The Next Hit: Quick Defaults More FHA-Backed Mortgages Go Bad Without a Single Payment
By Dina ElBoghdady and Dan Keating Washington Post Staff Writers Sunday, March 8, 2009; A01
The last time the housing market was this bad, Congress set up the Federal Housing Administration to insure Depression-era mortgages that lenders wouldn't otherwise make.
. . . With the surge in new loans, however, comes a new threat. Many borrowers are defaulting as quickly as they take out the loans.

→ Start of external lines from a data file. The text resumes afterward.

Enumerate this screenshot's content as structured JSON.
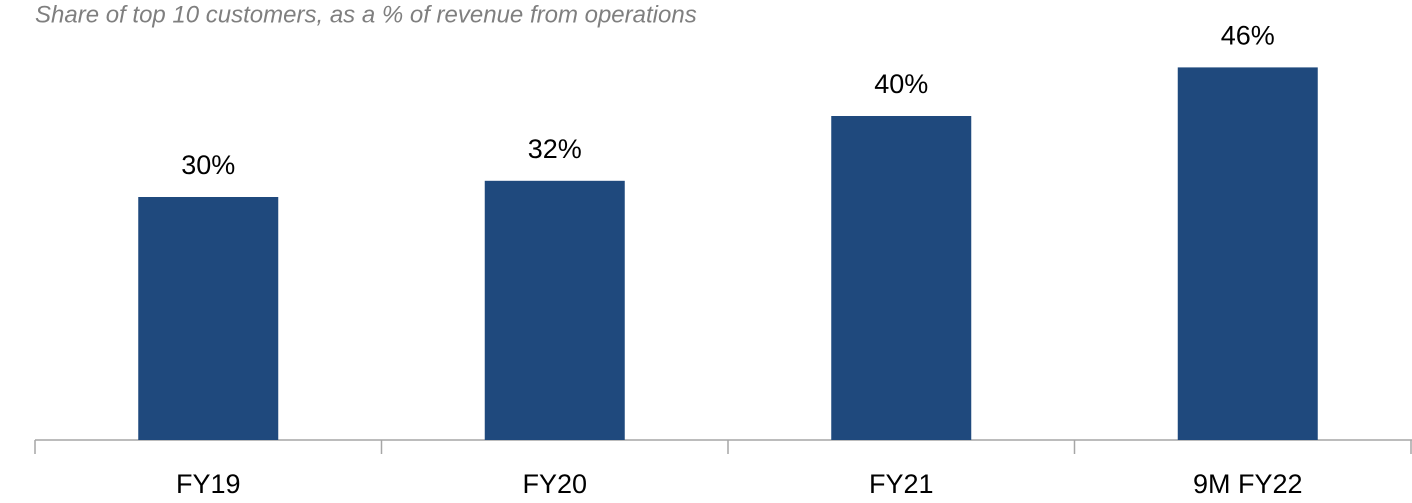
{
  "chart_data": {
    "type": "bar",
    "title": "Share of top 10 customers, as a % of revenue from operations",
    "categories": [
      "FY19",
      "FY20",
      "FY21",
      "9M FY22"
    ],
    "values": [
      30,
      32,
      40,
      46
    ],
    "value_labels": [
      "30%",
      "32%",
      "40%",
      "46%"
    ],
    "color": "#1f497d"
  }
}
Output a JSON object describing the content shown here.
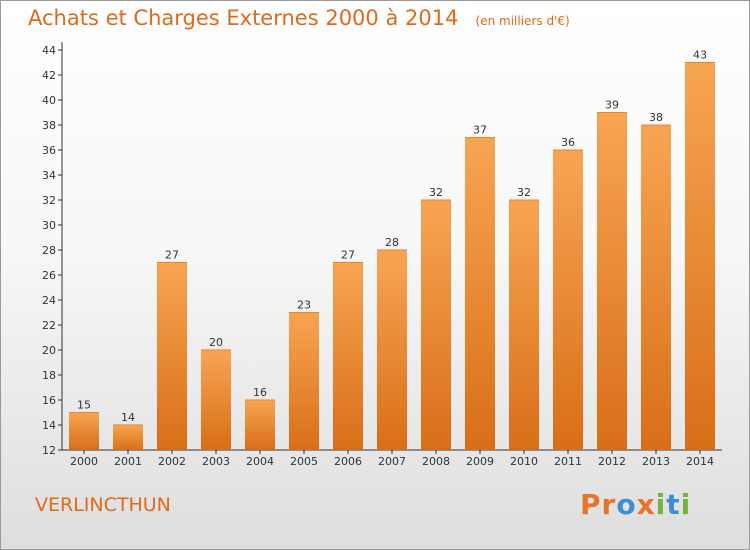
{
  "chart_data": {
    "type": "bar",
    "title": "Achats et Charges Externes 2000 à 2014",
    "unit_label": "(en milliers d'€)",
    "categories": [
      "2000",
      "2001",
      "2002",
      "2003",
      "2004",
      "2005",
      "2006",
      "2007",
      "2008",
      "2009",
      "2010",
      "2011",
      "2012",
      "2013",
      "2014"
    ],
    "values": [
      15,
      14,
      27,
      20,
      16,
      23,
      27,
      28,
      32,
      37,
      32,
      36,
      39,
      38,
      43
    ],
    "ylim": [
      12,
      44
    ],
    "yticks": [
      12,
      14,
      16,
      18,
      20,
      22,
      24,
      26,
      28,
      30,
      32,
      34,
      36,
      38,
      40,
      42,
      44
    ],
    "grid": false,
    "bar_color_top": "#f7a552",
    "bar_color_bottom": "#d96e18"
  },
  "commune": "VERLINCTHUN",
  "logo": {
    "text": "Proxiti",
    "letter_colors": [
      "#e8742a",
      "#e8742a",
      "#3a90d0",
      "#e8742a",
      "#72b53a",
      "#3a90d0",
      "#72b53a"
    ]
  },
  "title_color": "#e06a1a"
}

In the past year alone, the number of borrowers who failed to make more than a single payment before defaulting on FHA-backed mortgages has nearly tripled, far outpacing the agency's overall growth in new loans, according to a Washington Post analysis of federal data.

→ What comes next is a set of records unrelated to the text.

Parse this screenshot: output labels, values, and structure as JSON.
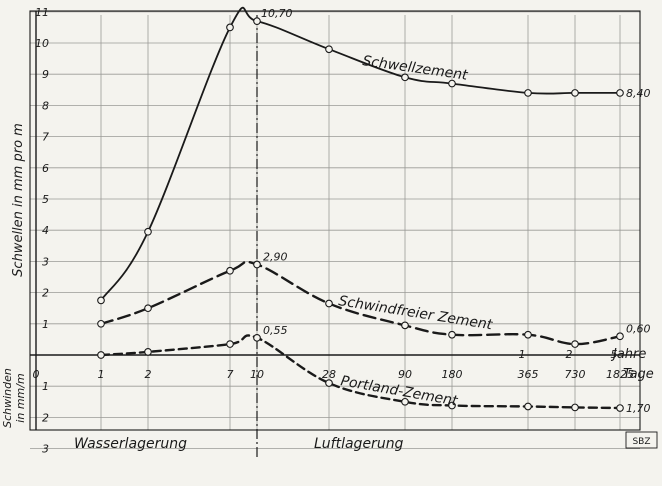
{
  "chart_data": {
    "type": "line",
    "x_tick_labels": [
      "0",
      "1",
      "2",
      "7",
      "10",
      "28",
      "90",
      "180",
      "365",
      "730",
      "1825"
    ],
    "x_unit_label": "Tage",
    "year_tick_labels": [
      {
        "x": "365",
        "label": "1"
      },
      {
        "x": "730",
        "label": "2"
      },
      {
        "x": "1825",
        "label": "5"
      }
    ],
    "year_unit_label": "Jahre",
    "ylabel_upper": "Schwellen in mm pro m",
    "ylabel_lower_line1": "Schwinden",
    "ylabel_lower_line2": "in mm/m",
    "y_tick_labels_upper": [
      "1",
      "2",
      "3",
      "4",
      "5",
      "6",
      "7",
      "8",
      "9",
      "10",
      "11"
    ],
    "y_tick_labels_lower": [
      "1",
      "2",
      "3"
    ],
    "ylim": [
      -3,
      11
    ],
    "divider_at": "10",
    "region_labels": {
      "left": "Wasserlagerung",
      "right": "Luftlagerung"
    },
    "series": [
      {
        "name": "Schwellzement",
        "style": "solid",
        "x": [
          "1",
          "2",
          "7",
          "10",
          "28",
          "90",
          "180",
          "365",
          "730",
          "1825"
        ],
        "y": [
          1.75,
          3.95,
          10.5,
          10.7,
          9.8,
          8.9,
          8.7,
          8.4,
          8.4,
          8.4
        ]
      },
      {
        "name": "Schwindfreier Zement",
        "style": "dashed",
        "x": [
          "1",
          "2",
          "7",
          "10",
          "28",
          "90",
          "180",
          "365",
          "730",
          "1825"
        ],
        "y": [
          1.0,
          1.5,
          2.7,
          2.9,
          1.65,
          0.95,
          0.65,
          0.65,
          0.35,
          0.6
        ]
      },
      {
        "name": "Portland-Zement",
        "style": "dashed",
        "x": [
          "1",
          "2",
          "7",
          "10",
          "28",
          "90",
          "180",
          "365",
          "730",
          "1825"
        ],
        "y": [
          0.0,
          0.1,
          0.35,
          0.55,
          -0.9,
          -1.5,
          -1.62,
          -1.65,
          -1.68,
          -1.7
        ]
      }
    ],
    "data_labels": [
      {
        "series": 0,
        "x": "10",
        "text": "10,70"
      },
      {
        "series": 0,
        "x": "1825",
        "text": "8,40"
      },
      {
        "series": 1,
        "x": "10",
        "text": "2,90"
      },
      {
        "series": 1,
        "x": "1825",
        "text": "0,60"
      },
      {
        "series": 2,
        "x": "10",
        "text": "0,55"
      },
      {
        "series": 2,
        "x": "1825",
        "text": "1,70"
      }
    ],
    "grid": true,
    "line_color": "#1a1a1a"
  },
  "badge": "SBZ"
}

Many industry experts attribute the jump in these instant defaults to factors that include the weak economy, lax scrutiny of prospective borrowers and most notably, foul play among unscrupulous lenders looking to make a quick buck.

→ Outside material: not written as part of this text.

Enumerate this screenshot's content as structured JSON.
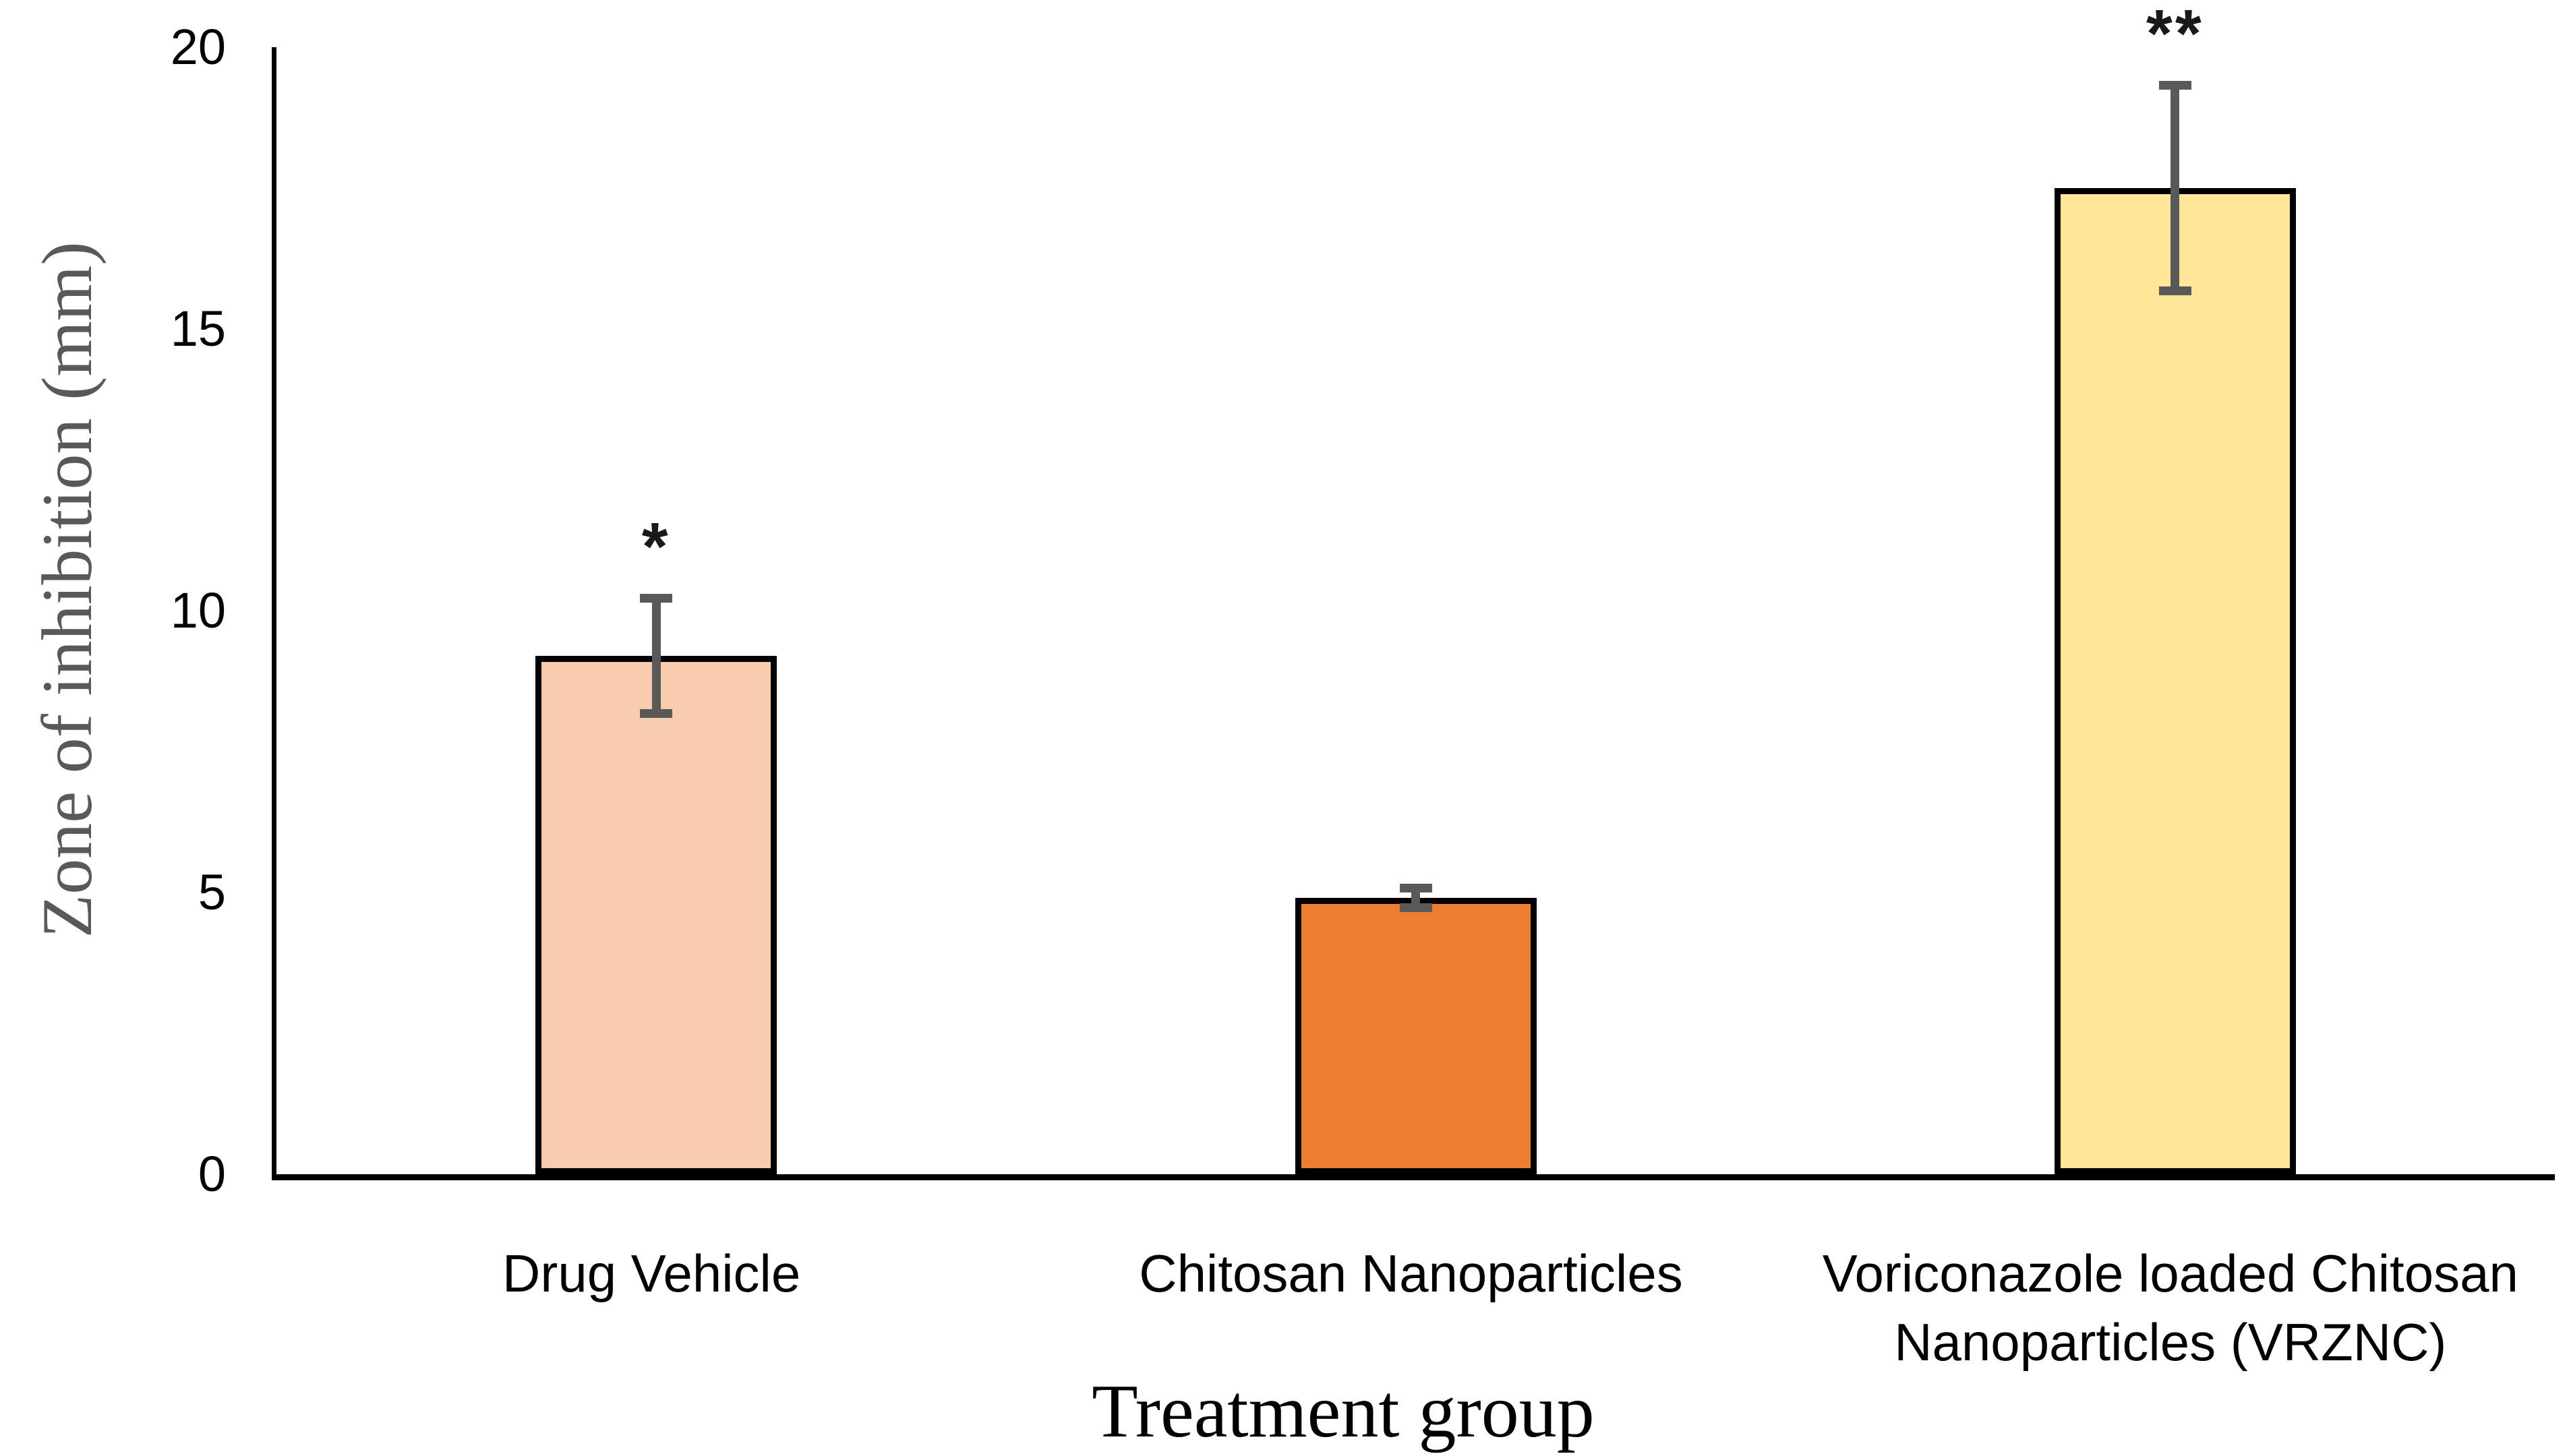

If a loan "is going into default immediately, it clearly suggests impropriety and fraudulent activity," said Kenneth Donohue, the inspector general of the Department of Housing and Urban Development, which includes the FHA.
The spike in quick defaults follows the pattern that preceded the collapse of the subprime market as some of the same flawed lending practices that contributed to the mortgage crisis are now eroding one of the main federal agencies charged with addressing it. During the subprime lending boom, many mortgage brokers and small lenders milked the market for commissions and fees by making as many loans as possible with little regard for whether they could be repaid.
Once again, thousands of borrowers are getting loans they do not stand a chance of repaying. Only now, unlike in the subprime meltdown, Congress would have to bail out the lenders if the FHA cannot make good on guarantees from its existing reserves. And those once-robust reserves are showing signs of stress, raising the possibility that taxpayers may have to pick up the tab for the first time since the agency was established in 1934.
--read entire article-- __________________________________________________Is our appetite for unpunished fraud just endless?
The Washington money-pump is shoveling money so quickly and with so little oversight, that as quickly as fraudsters can devise a scam, another billion or two accrues to taxpayer responsibility.
No indictments. No time. No oversight. This is the change we need?